Late last week, it was revealed that Virginia Gov. Ralph Northam’s yearbook page included a photo of a man wearing a KKK robe next to someone wearing blackface. Northam (D) initially apologized for the photo, then later denied that he was one of the people featured. He said that he had worn blackface on another occasion, during a dance competition when he dressed as Michael Jackson.
At the time, Virginia Attorney General Mark Herring said his fellow Democrat should resign.
“It is no longer possible for Gov. Northam to lead our commonwealth, and it is time for him to step down,” Herring said Saturday.
That sentiment was echoed by Virginia and national politicians. The governor wore blackface. He should leave office.

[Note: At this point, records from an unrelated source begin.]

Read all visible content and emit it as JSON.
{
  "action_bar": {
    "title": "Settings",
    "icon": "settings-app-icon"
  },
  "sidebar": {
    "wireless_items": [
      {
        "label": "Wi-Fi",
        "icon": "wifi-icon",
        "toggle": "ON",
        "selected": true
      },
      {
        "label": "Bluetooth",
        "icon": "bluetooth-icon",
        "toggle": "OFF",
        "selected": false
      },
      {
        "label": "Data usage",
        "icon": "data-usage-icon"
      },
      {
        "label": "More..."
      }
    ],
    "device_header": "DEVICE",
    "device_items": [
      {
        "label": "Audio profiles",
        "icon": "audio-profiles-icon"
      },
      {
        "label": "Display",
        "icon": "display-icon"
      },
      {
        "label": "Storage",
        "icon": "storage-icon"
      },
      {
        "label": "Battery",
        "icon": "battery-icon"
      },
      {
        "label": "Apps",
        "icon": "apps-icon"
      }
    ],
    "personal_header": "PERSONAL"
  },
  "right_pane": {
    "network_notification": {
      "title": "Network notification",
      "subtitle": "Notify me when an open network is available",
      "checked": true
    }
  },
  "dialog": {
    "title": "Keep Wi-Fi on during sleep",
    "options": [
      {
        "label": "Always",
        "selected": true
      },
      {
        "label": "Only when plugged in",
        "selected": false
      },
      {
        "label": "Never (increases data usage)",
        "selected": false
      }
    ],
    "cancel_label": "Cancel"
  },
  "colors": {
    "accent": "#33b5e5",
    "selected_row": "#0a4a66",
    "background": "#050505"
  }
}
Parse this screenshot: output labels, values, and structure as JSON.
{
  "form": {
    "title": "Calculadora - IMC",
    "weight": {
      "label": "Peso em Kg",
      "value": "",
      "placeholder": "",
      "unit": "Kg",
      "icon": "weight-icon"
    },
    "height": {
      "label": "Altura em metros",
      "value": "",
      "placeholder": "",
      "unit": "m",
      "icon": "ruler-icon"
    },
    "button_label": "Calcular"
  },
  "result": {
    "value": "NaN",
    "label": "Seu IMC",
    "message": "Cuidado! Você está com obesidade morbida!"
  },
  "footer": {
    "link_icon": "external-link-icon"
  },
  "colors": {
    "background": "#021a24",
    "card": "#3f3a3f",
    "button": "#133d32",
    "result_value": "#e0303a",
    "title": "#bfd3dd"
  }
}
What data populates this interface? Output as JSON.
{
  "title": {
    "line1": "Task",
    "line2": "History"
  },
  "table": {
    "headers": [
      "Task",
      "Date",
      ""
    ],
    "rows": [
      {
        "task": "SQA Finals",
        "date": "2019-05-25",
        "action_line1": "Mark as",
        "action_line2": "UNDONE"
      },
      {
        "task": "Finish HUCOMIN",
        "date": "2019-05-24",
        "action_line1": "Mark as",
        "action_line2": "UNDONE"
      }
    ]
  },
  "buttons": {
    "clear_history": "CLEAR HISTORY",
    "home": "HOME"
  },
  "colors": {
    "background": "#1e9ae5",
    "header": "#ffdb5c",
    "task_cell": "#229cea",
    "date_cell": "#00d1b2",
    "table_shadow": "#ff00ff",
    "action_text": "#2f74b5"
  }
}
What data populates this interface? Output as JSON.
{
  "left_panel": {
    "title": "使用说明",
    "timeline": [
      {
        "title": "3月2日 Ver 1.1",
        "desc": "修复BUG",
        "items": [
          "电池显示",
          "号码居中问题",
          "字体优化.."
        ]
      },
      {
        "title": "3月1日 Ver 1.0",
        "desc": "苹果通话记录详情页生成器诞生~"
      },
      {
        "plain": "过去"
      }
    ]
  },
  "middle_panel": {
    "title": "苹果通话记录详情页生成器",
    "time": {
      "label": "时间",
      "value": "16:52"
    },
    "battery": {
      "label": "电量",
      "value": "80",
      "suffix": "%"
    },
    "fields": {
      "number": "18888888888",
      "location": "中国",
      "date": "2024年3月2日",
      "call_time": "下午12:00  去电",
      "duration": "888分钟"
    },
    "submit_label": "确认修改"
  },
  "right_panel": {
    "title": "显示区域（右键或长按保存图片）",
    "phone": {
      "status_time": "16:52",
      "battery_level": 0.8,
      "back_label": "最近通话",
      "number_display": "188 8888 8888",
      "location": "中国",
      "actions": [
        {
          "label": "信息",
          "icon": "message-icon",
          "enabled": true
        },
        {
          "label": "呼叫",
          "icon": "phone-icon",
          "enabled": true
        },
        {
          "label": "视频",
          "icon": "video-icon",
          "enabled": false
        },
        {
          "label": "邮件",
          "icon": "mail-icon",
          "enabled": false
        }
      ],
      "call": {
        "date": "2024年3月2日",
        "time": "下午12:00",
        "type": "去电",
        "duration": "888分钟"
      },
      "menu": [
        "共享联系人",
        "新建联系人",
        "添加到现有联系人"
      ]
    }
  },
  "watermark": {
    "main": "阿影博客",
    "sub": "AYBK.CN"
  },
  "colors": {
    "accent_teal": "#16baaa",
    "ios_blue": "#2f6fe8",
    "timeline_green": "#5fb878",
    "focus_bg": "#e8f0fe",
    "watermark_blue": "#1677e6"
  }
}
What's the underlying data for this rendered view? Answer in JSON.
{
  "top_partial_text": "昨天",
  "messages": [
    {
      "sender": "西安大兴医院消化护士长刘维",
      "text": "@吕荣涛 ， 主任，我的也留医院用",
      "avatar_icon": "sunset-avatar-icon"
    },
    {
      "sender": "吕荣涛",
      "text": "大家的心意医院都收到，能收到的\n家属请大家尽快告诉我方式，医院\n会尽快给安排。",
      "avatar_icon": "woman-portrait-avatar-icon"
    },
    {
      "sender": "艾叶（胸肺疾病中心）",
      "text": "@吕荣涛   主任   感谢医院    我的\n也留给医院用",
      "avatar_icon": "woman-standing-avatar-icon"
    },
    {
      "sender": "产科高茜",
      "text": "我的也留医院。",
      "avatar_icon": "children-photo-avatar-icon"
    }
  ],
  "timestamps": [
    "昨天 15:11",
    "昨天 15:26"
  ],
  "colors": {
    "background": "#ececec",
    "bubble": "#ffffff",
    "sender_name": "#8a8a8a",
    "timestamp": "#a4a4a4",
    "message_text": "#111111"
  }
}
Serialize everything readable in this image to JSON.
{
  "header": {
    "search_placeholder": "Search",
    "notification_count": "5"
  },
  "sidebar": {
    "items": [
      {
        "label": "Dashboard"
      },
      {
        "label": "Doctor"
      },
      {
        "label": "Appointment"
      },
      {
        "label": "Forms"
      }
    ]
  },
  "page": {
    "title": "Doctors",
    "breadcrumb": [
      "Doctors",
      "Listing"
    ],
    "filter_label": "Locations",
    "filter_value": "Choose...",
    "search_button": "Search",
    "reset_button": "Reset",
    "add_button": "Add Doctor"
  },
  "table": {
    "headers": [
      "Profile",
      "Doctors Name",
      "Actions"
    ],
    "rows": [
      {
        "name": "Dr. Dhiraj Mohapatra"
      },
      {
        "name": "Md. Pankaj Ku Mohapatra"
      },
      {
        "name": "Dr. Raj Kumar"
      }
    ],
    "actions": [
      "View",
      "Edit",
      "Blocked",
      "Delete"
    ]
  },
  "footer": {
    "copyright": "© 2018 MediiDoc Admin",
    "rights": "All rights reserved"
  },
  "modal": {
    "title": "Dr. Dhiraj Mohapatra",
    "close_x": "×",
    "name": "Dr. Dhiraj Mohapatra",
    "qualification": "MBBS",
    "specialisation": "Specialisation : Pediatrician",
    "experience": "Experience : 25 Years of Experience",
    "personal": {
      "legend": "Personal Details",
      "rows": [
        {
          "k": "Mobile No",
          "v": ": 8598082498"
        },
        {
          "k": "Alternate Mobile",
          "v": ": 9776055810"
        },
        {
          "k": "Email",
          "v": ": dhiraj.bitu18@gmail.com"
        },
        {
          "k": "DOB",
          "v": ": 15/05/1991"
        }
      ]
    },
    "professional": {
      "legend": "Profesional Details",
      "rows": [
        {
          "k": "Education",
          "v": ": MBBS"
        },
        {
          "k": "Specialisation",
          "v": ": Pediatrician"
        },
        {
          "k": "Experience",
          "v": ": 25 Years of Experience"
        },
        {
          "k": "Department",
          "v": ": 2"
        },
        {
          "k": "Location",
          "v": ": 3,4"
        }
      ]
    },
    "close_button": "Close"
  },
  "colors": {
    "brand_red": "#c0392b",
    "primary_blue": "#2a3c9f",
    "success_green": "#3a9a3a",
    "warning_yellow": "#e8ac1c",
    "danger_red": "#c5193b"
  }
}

But Wednesday, Herring changed his tune.
Herring, who has said he hopes to run for governor in 2021, acknowledged that he also wore blackface in college. Herring said he dressed as hip-hop artist Kurtis Blow while a student at the University of Virginia nearly 40 years ago.
“That conduct clearly shows that, as a young man, I had a callous and inexcusable lack of awareness and insensitivity to the pain my behavior could inflict on others,” Herring said. “It was really a minimization of both people of color, and a minimization of a horrific history I knew well even then.”
In his statement, Herring did not say he would resign. But if he thinks Northam is unfit, Herring should be, too.
The state’s black lawmakers made a similar argument soon after news about Northam went public. In a statement about the governor released this week, the Virginia Legislative Black Caucus wrote: “He has irrevocably lost the faith and the trust of the people he was elected to serve. . . . The damage that has been done by these revelations is irreparable.”
That Herring seems to think blackface is disqualifying for others but not him displays a lack of awareness of what it means to be a public servant. And it’s particularly troubling since Herring represents the state’s legal system. Black Americans across the country have been victims of a racist criminal justice and judicial system for generations. Having the state’s top lawyer be an individual who has displayed racism sends a terrible message.
The attorney general should abide by the same standards he applied to his state’s top official less than a week ago.